EU members lose appetite for Euro - A Blog from Freemont Group
03 November, 2011
Since the fall of the Berlin wall, Eastern Europe has been groomed to break their ties with Russia and join the European project. Present day leaders of Eastern European countries were selected and trained by the US and Western European countries, and their electoral success was guaranteed by western funding. In return, Eastern European countries have opened their markets, joined the EU and are now ready sell their souls to the debt trap of the banking elite, the Euro.

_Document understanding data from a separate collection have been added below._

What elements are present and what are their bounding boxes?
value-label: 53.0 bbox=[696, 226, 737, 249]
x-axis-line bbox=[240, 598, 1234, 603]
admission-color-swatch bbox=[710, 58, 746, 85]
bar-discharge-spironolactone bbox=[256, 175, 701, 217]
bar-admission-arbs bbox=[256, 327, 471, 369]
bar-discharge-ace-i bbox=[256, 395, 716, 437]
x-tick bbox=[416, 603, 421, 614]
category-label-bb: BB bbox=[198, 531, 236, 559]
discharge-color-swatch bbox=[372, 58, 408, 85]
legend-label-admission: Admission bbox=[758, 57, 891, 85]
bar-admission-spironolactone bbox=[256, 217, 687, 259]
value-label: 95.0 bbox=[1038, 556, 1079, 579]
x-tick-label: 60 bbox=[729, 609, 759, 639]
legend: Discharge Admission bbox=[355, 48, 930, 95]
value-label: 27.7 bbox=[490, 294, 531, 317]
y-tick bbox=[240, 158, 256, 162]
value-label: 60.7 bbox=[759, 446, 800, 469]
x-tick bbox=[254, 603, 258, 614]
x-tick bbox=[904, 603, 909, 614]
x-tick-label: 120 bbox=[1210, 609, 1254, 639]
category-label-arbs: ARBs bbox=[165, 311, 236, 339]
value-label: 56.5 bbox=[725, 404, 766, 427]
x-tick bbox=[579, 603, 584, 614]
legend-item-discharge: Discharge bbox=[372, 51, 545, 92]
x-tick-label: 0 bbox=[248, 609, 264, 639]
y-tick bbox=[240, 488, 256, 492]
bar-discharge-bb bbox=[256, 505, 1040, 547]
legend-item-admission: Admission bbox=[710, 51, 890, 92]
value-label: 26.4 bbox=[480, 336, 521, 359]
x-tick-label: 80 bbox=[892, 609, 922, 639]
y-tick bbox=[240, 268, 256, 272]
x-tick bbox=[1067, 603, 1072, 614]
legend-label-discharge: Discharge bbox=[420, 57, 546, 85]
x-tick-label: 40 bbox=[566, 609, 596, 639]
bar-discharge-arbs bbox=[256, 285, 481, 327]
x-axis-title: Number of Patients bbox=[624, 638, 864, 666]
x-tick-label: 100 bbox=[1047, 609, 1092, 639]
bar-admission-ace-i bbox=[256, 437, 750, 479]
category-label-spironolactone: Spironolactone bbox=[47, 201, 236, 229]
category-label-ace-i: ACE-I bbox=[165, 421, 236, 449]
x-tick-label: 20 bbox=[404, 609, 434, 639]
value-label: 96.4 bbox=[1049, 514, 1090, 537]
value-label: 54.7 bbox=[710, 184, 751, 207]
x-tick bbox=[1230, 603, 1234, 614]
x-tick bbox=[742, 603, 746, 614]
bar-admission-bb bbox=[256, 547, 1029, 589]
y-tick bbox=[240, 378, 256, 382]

But as the Euro zone further disintegrates, nationalistic sentiments are starting to surface. It is becoming increasingly difficult to pretend that joining the Euro will help countries like Poland, Czech Republic or Bulgaria. In fact, it is impossible to argue that the Euro has actually helped any of the present Euro member states at all. Recent figures from the European central bank show that trade between Euro member states increased with 75% since 1999. Yet the trade with non-Euro and non-EU states such as the United Kingdom, Denmark, Sweden and Switzerland also increased during the same period with 72%. Unlike Euro member states, these countries do not need to bail out anybody.
The (Greek) debt crisis has reversed public opinion in candidate Euro member states like Poland, Latvia, Lithuania, Czech Republic, Hungary, Bulgaria and Romania with many polls showing opposition against joining the Euro. Some politicians are respondent to these signals and have reversed course. At the Bulgarian-Czech business forum held at the beginning of this month, Bulgaria´s prime minister Boyko Borisov voiced his concerns: "We will join the euro zone when we see clear rules over there. Otherwise, it is turning from a pillar of stability into a place to give money, to support those in trouble, and its aim is actually completely different." Czech prime minister Peter Necas added: "The governments of the Czech Republic and Bulgaria completely refuse to declare a date for accession to the euro zone because nobody knows what will happen with this project."
Indeed, nobody knows exactly. But British European parliament member Nigel Farage, who has been proven right dozens of times, predicts we can be sure of some things: European politicians will insist on the European project and will be doing more of the same. More bailouts, more centralization and less democracy and sovereignty for EU members. And the outcome will not be pretty.